As of Wednesday, Boone updated reporters again. He said Cole is slated to make two or three more rehab starts before rejoining the club. With Sunday’s start now in the books as start number five, the Yankees are tracking toward a late May or very early June activation.
CBS Sports noted that Boone expects Cole to need at least two more appearances. That would push his earliest possible return to somewhere around May 24 to May 28, assuming no setbacks.

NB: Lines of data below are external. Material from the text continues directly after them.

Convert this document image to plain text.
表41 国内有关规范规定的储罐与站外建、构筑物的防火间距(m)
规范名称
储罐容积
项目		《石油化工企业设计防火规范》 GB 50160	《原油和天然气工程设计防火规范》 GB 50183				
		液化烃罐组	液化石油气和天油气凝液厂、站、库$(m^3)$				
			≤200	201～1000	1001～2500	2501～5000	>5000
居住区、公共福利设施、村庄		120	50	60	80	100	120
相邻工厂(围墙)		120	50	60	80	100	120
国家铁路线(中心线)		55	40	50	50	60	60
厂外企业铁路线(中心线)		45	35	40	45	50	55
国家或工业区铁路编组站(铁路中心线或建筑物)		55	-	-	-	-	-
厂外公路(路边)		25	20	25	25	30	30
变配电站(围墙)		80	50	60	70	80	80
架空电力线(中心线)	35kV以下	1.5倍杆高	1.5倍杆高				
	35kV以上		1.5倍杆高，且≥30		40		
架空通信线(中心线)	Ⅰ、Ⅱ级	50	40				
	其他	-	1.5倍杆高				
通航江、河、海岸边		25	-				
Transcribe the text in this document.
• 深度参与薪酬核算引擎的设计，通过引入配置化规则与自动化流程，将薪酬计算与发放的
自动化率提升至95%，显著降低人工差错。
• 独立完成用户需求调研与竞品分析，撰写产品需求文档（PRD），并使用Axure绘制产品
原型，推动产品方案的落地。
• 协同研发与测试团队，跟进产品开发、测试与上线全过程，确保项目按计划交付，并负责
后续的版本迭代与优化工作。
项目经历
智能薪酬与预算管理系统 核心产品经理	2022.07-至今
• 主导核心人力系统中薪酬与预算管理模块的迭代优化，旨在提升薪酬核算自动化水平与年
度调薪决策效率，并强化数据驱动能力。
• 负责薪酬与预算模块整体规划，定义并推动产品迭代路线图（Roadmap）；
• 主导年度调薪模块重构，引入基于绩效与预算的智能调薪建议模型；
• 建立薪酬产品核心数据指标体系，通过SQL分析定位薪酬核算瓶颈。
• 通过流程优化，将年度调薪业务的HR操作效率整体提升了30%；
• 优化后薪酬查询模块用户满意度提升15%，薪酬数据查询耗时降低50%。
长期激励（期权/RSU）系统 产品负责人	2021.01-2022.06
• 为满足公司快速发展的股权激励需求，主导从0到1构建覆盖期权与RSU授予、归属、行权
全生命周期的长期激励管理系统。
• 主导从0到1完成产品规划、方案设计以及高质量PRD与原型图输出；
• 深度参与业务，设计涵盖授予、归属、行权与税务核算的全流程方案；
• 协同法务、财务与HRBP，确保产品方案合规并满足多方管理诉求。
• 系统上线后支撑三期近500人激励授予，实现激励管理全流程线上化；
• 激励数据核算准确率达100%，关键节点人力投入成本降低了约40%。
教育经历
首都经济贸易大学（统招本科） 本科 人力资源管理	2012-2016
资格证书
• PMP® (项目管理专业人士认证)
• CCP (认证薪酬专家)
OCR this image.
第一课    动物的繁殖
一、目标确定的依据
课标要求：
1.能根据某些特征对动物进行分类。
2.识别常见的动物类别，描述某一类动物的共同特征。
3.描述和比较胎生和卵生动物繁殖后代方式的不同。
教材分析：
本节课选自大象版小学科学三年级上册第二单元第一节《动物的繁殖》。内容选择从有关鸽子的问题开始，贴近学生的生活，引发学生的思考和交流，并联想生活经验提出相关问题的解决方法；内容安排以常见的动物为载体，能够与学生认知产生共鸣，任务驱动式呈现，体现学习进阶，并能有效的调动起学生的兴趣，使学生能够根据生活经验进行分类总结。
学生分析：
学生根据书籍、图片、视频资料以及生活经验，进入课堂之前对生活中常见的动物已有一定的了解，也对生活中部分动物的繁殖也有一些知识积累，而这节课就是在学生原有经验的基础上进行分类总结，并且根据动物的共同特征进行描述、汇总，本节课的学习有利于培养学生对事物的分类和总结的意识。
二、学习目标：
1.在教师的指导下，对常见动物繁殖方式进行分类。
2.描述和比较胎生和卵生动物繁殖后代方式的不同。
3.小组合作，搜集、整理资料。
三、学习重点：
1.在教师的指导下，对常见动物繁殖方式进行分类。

Pitchers on rehab assignments are limited to 30 days. Those recovering from Tommy John surgery may receive three consecutive 10-day extensions beyond that. Cole began his assignment on April 17. The clock is running, but the Yankees have room to be patient.
Cole’s injury background and what is at stake
Cole is 35 years old. He is a six-time All-Star. He won the 2023 AL Cy Young Award. His last official appearance before this rehab stretch was Game 5 of the 2024 World Series on Oct. 30.
In spring training 2025, Cole felt something wrong during a start against the Minnesota Twins. He said afterward that “something wasn’t right.” Tests confirmed a torn UCL. He had Tommy John surgery on March 11, 2025. It wiped out his entire season.
Cole is signed through 2028 on a nine-year, $324 million contract. The Yankees need him healthy. They need him back. And they need him pitching at the level he showed before the injury.
Earlier in spring training, Cole threw a live batting practice session where his fastball touched 96 mph. He threw his changeup and slider with confidence. When asked about his condition before the rehab assignment began, Cole left little doubt about his mindset.
“I have no complaints,” Cole said. “Stamina was good. Pitches are fine, they’re good, they’re good. I’m being a little nitpicky, but everything’s good.”
Cole’s eventual return will take that reshaping one step further. ESPN reported that when Cole comes back, Ryan Weathers will likely move to the bullpen. That is not a demotion. That is a rotation overflowing with quality arms.
The Yankees are already the class of the American League East. Adding Gerrit Cole, a proven ace and former Cy Young winner, to a rotation that is already the best in baseball by ERA makes the Bronx a different kind of threat. Five innings, eight strikeouts, 77 pitches, and 10 straight batters retired. On Sunday in Reading, Cole gave the Yankees exactly what they needed. Another reason to keep believing he is on his way.